Und die EU – ist die unsprengbar für Sie?

Natürlich kann man auch die EU in die Luft sprengen, es arbeiten ja genug daran. Dann werden die Mitläufer der Verführer erneut vor rauchenden Trümmern stehen und betroffen sagen: Das soll nie wieder geschehen können. Ach, die armen Mitläufer. Die Mitläufer sind die Täter. Aber wir müssen ihnen mehr entgegenhalten als die Erinnerung an die Geschichte.

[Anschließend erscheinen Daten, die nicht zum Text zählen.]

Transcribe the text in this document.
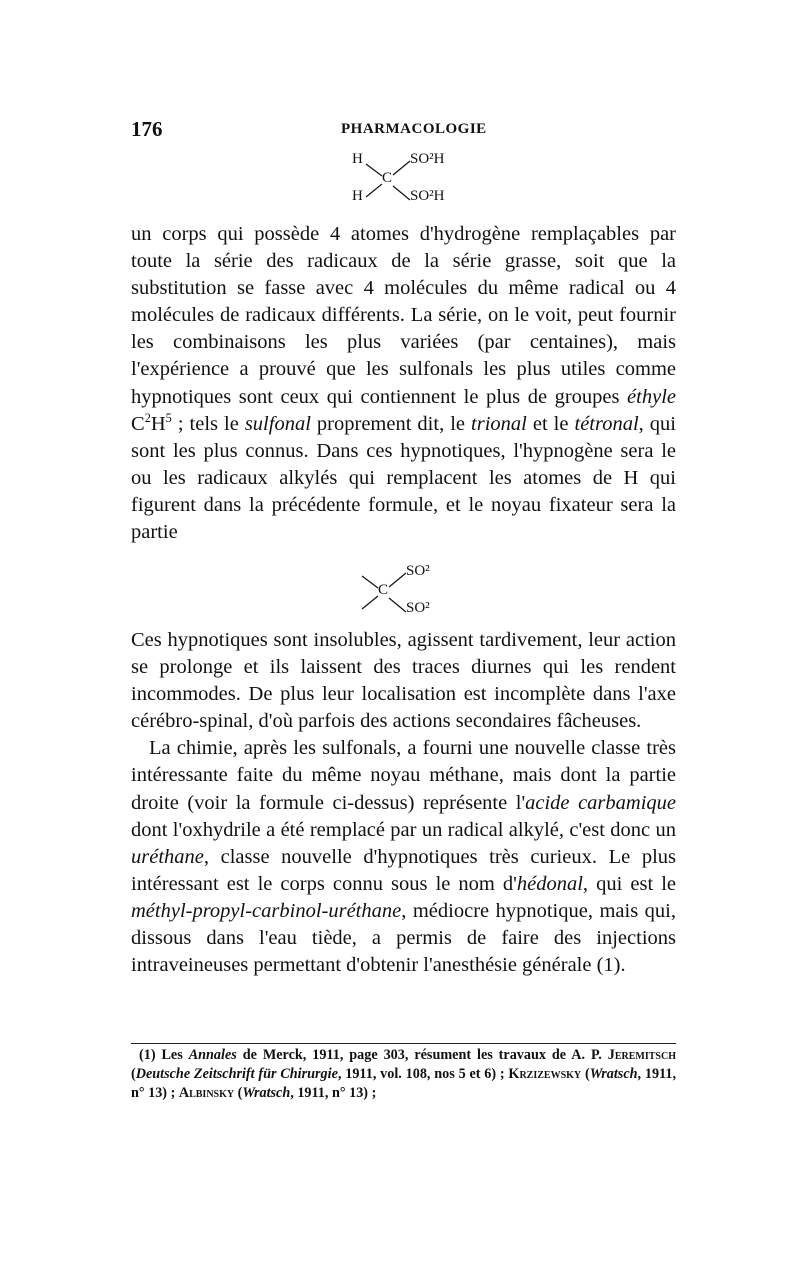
176	PHARMACOLOGIE
H
H
C
SO²H
SO²H

un corps qui possède 4 atomes d'hydrogène remplaçables par toute la série des radicaux de la série grasse, soit que la substitution se fasse avec 4 molécules du même radical ou 4 molécules de radicaux différents. La série, on le voit, peut fournir les combinaisons les plus variées (par centaines), mais l'expérience a prouvé que les sulfonals les plus utiles comme hypnotiques sont ceux qui contiennent le plus de groupes éthyle $C^2H^5$ ; tels le sulfonal proprement dit, le trional et le tétronal, qui sont les plus connus. Dans ces hypnotiques, l'hypnogène sera le ou les radicaux alkylés qui remplacent les atomes de H qui figurent dans la précédente formule, et le noyau fixateur sera la partie

C
SO²
SO²

Ces hypnotiques sont insolubles, agissent tardivement, leur action se prolonge et ils laissent des traces diurnes qui les rendent incommodes. De plus leur localisation est incomplète dans l'axe cérébro-spinal, d'où parfois des actions secondaires fâcheuses.

La chimie, après les sulfonals, a fourni une nouvelle classe très intéressante faite du même noyau méthane, mais dont la partie droite (voir la formule ci-dessus) représente l'acide carbamique dont l'oxhydrile a été remplacé par un radical alkylé, c'est donc un uréthane, classe nouvelle d'hypnotiques très curieux. Le plus intéressant est le corps connu sous le nom d'hédonal, qui est le méthyl-propyl-carbinol-uréthane, médiocre hypnotique, mais qui, dissous dans l'eau tiède, a permis de faire des injections intraveineuses permettant d'obtenir l'anesthésie générale (1).

(1) Les Annales de Merck, 1911, page 303, résument les travaux de A. P. Jeremitsch (Deutsche Zeitschrift für Chirurgie, 1911, vol. 108, nos 5 et 6) ; Krzizewsky (Wratsch, 1911, n° 13) ; Albinsky (Wratsch, 1911, n° 13) ;
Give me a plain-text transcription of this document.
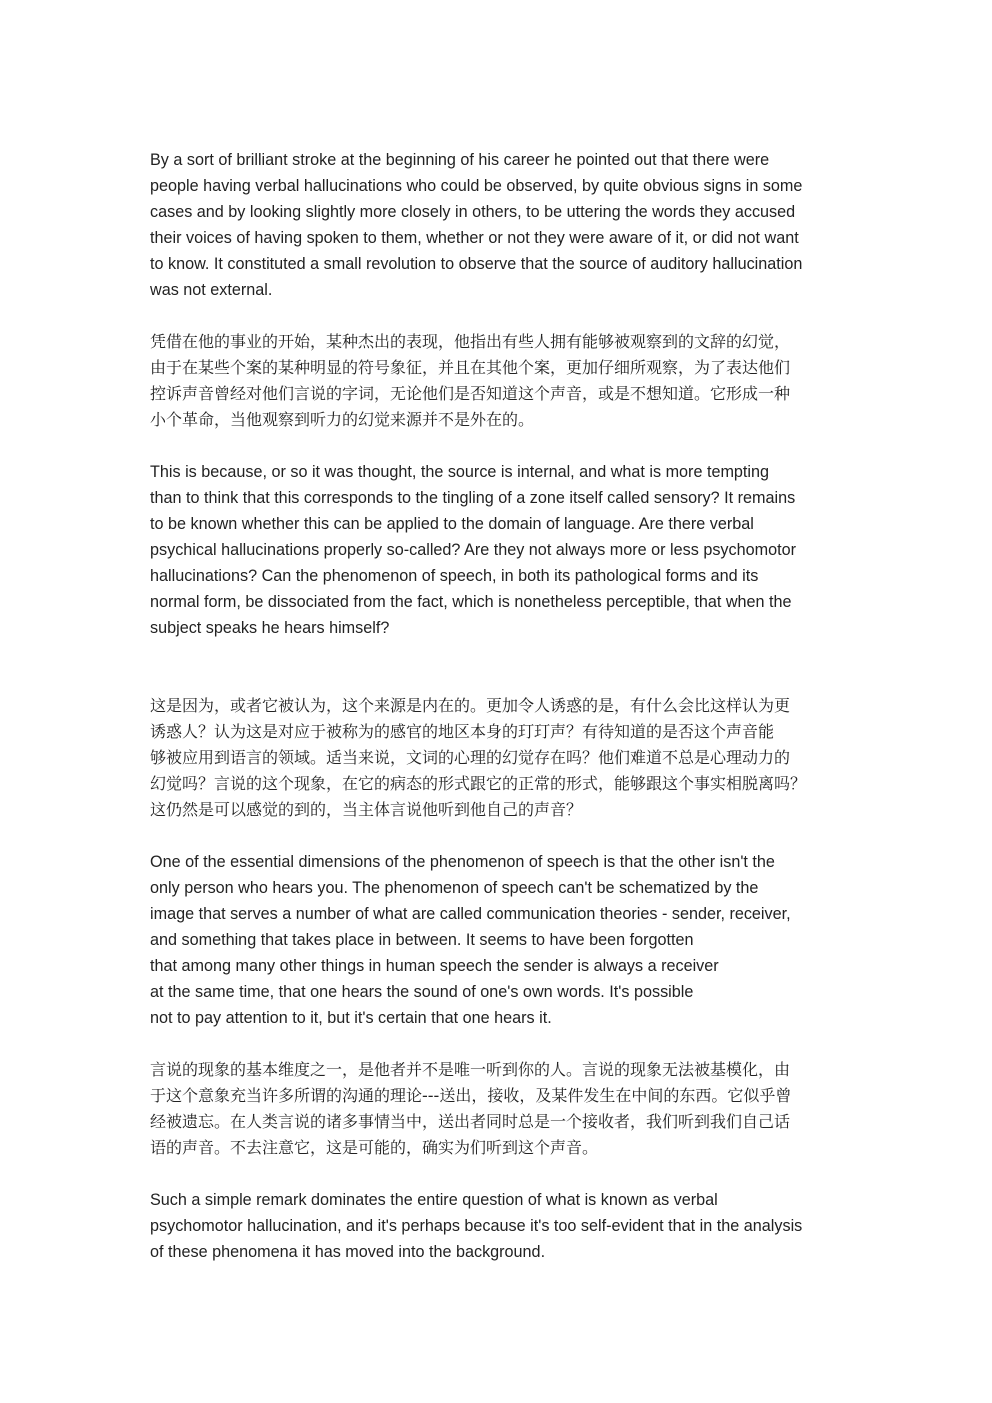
By a sort of brilliant stroke at the beginning of his career he pointed out that there were
people having verbal hallucinations who could be observed, by quite obvious signs in some
cases and by looking slightly more closely in others, to be uttering the words they accused
their voices of having spoken to them, whether or not they were aware of it, or did not want
to know. It constituted a small revolution to observe that the source of auditory hallucination
was not external.

凭借在他的事业的开始，某种杰出的表现，他指出有些人拥有能够被观察到的文辞的幻觉，
由于在某些个案的某种明显的符号象征，并且在其他个案，更加仔细所观察，为了表达他们
控诉声音曾经对他们言说的字词，无论他们是否知道这个声音，或是不想知道。它形成一种
小个革命，当他观察到听力的幻觉来源并不是外在的。

This is because, or so it was thought, the source is internal, and what is more tempting
than to think that this corresponds to the tingling of a zone itself called sensory? It remains
to be known whether this can be applied to the domain of language. Are there verbal
psychical hallucinations properly so-called? Are they not always more or less psychomotor
hallucinations? Can the phenomenon of speech, in both its pathological forms and its
normal form, be dissociated from the fact, which is nonetheless perceptible, that when the
subject speaks he hears himself?

这是因为，或者它被认为，这个来源是内在的。更加令人诱惑的是，有什么会比这样认为更
诱惑人？认为这是对应于被称为的感官的地区本身的玎玎声？有待知道的是否这个声音能
够被应用到语言的领域。适当来说，文词的心理的幻觉存在吗？他们难道不总是心理动力的
幻觉吗？言说的这个现象，在它的病态的形式跟它的正常的形式，能够跟这个事实相脱离吗？
这仍然是可以感觉的到的，当主体言说他听到他自己的声音？

One of the essential dimensions of the phenomenon of speech is that the other isn't the
only person who hears you. The phenomenon of speech can't be schematized by the
image that serves a number of what are called communication theories - sender, receiver,
and something that takes place in between. It seems to have been forgotten
that among many other things in human speech the sender is always a receiver
at the same time, that one hears the sound of one's own words. It's possible
not to pay attention to it, but it's certain that one hears it.

言说的现象的基本维度之一，是他者并不是唯一听到你的人。言说的现象无法被基模化，由
于这个意象充当许多所谓的沟通的理论---送出，接收，及某件发生在中间的东西。它似乎曾
经被遗忘。在人类言说的诸多事情当中，送出者同时总是一个接收者，我们听到我们自己话
语的声音。不去注意它，这是可能的，确实为们听到这个声音。

Such a simple remark dominates the entire question of what is known as verbal
psychomotor hallucination, and it's perhaps because it's too self-evident that in the analysis
of these phenomena it has moved into the background.
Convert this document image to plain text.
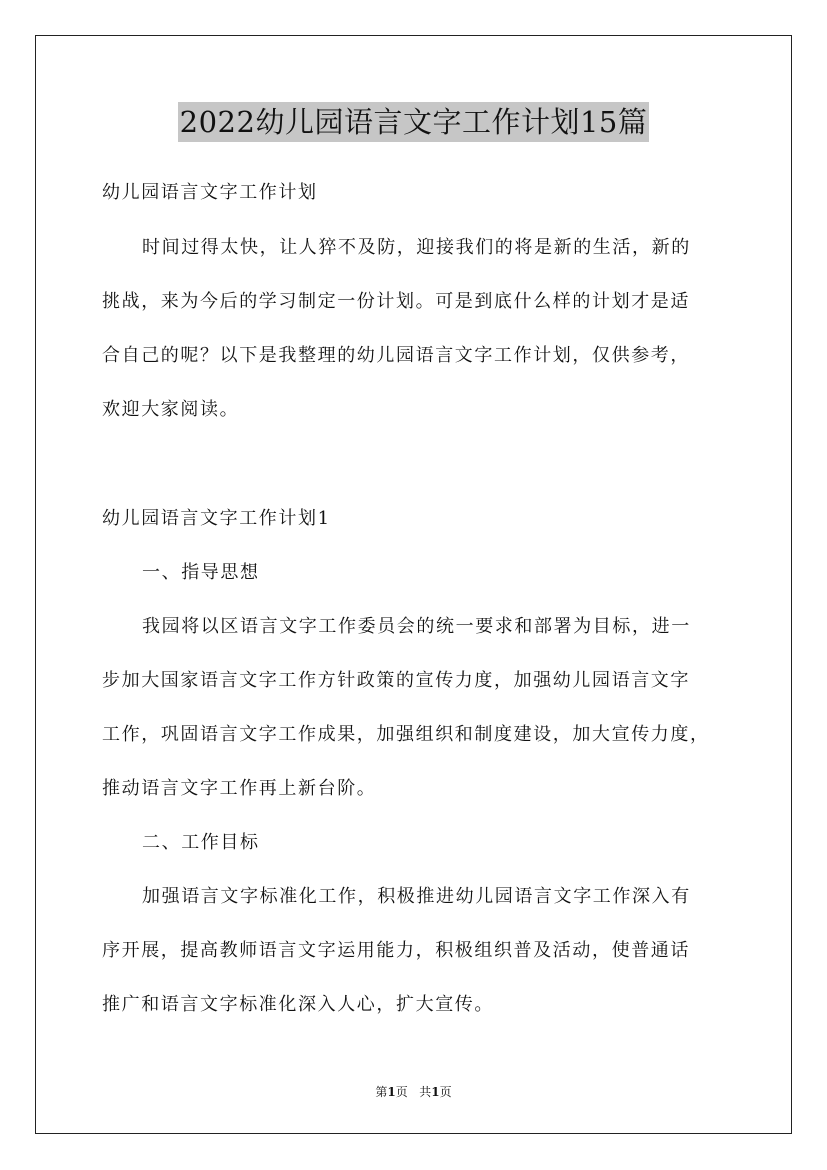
2022幼儿园语言文字工作计划15篇
幼儿园语言文字工作计划
时间过得太快，让人猝不及防，迎接我们的将是新的生活，新的
挑战，来为今后的学习制定一份计划。可是到底什么样的计划才是适
合自己的呢？以下是我整理的幼儿园语言文字工作计划，仅供参考，
欢迎大家阅读。
幼儿园语言文字工作计划1
一、指导思想
我园将以区语言文字工作委员会的统一要求和部署为目标，进一
步加大国家语言文字工作方针政策的宣传力度，加强幼儿园语言文字
工作，巩固语言文字工作成果，加强组织和制度建设，加大宣传力度，
推动语言文字工作再上新台阶。
二、工作目标
加强语言文字标准化工作，积极推进幼儿园语言文字工作深入有
序开展，提高教师语言文字运用能力，积极组织普及活动，使普通话
推广和语言文字标准化深入人心，扩大宣传。
第1页 共1页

Darauf verweisen sie doch selbst stets!

Ja, aber mittlerweile geht es darum, mit gegenwärtigen und künftigen Herausforderungen politisch fertig zu werden. Ein Begriff, der mit Unterzeichnung der Römischen Verträge, der Geburtsurkunde der EU, nie gefallen ist: Globalisierung. Das bedeutet nichts anderes als Zertrümmerung aller nationalen Souveränität und nationaler Grenzen. Darauf müssen wir eine Antwort finden. In Europa hätten wir eigentlich die größte Expertise dafür, und genau in dem Moment kommen die Nationalisten zurück. In Wirklichkeit gibt es nicht ein einziges Problem, das innerhalb von nationalen Grenzen gelöst werden kann. So wenig wie die Erderwärmung an nationalen Grenzen haltmacht, wenn der Innenminister sagt: Die lassen wir nicht rein. Die Finanzströme, die Wertschöpfungsketten, internationaler Terrorismus, Cyberwar, überhaupt alles, was mit Internet zu tun hat, die ökologischen Probleme, Welthandel, multinationale Konzerne. Dass es so viele Wähler gibt, die glauben, das sei national zu lösen, ist für mich ein politisches Wunder. Unbegreiflich.

Wir sollen also am Sonntag nicht wählen?

Doch! Das Europäische Parlament mit seinen heutigen Möglichkeiten ist erkämpft worden von engagierten und hellsichtigen Abgeordneten. Solche gibt es noch und sie stehen zur Wahl. Auch wenn ich mir über das Kräfteverhältnis heute keine Illusionen mache.

Ist der Wahltag ein feierlicher Tag für Sie?

Es ist zumindest ein europaweiter Tag der Erinnerung an eine wunderbare Idee.

Das Gespräch führten Julia Prosinger und Rüdiger Schaper. Es fand im Anschluss an eine Veranstaltung der „Lit Potsdam“ in der Villa Jacobs statt. Robert Menasse war Writer in Residence beim diesjährigen Literaturfestival.